Cahyo menilai, pendekatan bahwa identitas etnis dan agama sebagai sumber utama konflik perlu direkonstruksi kembali.

Sentimen primordial tidak secara langsung mendorong tindakan intoleran dan atau kekerasan.

Meski demikian, kata dia, sentimen tersebut dapat digerakkan oleh ekosistem konflik untuk mendorong tindakan intoleran dan kekerasan.

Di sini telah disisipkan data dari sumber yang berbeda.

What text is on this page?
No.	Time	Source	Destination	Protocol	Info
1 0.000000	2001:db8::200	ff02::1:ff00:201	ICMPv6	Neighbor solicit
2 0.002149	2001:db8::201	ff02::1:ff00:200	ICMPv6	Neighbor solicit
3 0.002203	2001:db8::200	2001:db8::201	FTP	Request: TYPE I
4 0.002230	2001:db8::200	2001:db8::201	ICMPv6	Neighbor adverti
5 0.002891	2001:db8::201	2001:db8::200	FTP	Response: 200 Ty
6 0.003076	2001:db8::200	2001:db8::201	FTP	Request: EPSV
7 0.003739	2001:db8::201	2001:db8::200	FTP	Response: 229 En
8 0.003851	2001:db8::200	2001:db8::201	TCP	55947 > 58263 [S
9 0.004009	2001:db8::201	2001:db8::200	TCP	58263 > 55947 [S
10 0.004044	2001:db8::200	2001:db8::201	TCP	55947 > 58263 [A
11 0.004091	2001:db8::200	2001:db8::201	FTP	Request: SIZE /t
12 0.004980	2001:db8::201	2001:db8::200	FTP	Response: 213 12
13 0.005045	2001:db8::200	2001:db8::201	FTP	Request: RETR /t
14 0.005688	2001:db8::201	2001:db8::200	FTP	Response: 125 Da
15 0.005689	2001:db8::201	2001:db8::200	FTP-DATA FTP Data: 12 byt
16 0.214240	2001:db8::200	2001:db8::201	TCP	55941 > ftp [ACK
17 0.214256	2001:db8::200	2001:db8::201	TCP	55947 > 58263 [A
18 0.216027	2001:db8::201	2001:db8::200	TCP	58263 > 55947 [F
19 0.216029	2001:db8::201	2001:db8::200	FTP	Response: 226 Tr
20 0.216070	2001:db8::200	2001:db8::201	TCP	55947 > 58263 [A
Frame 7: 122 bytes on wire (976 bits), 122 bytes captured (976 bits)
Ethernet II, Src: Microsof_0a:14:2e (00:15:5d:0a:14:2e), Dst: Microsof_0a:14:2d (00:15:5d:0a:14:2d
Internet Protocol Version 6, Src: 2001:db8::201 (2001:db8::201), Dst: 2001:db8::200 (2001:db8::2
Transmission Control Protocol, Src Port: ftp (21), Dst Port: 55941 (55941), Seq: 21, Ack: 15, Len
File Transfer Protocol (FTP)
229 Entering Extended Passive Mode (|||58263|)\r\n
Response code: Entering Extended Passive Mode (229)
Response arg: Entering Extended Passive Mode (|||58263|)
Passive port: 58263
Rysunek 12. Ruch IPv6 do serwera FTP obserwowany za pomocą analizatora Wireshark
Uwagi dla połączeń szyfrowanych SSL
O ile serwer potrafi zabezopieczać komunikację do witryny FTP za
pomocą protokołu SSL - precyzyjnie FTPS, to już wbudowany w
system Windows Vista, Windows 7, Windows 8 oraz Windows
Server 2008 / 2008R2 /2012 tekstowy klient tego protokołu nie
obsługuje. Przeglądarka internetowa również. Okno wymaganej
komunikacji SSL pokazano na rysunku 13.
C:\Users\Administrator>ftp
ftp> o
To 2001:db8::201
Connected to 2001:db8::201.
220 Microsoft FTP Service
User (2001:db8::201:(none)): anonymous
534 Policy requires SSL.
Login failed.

Baca juga: Hutan Tanaman Industri Harus Patuhi 3 Pilar Pelestarian

Oleh karena itu, dia menekankan, pendekatan dalam kajian konflik perlu memusatkan perhatiannya pada ekosistem konflik.

“Termasuk relasi dominasi dalam sistem politik, ekonomi, dan sosial yang mengakibatkan deprivasi relatif. Penggunaan identitas dalam politik dapat menjadi sumber utama konflik dan intoleransi,” ujar Cahyo.

“Namun, dengan memusatkan perhatian pada ekosistem konflik, maka konflik komunal dapat diselesaikan melalui pendekatan rekonsiliasi kultural,” jelas lelaki yang lahir pada 11 September 1975 ini.

Cahyo mencontohkan dalam kasus konflik interagama (dalam agama yang sama), rekonsiliasi kultural terjadi melalui program inklusi sosial.

Proses ini melibatkan pihak yang berkonflik untuk berinteraksi dengan masyarakat sekitarnya.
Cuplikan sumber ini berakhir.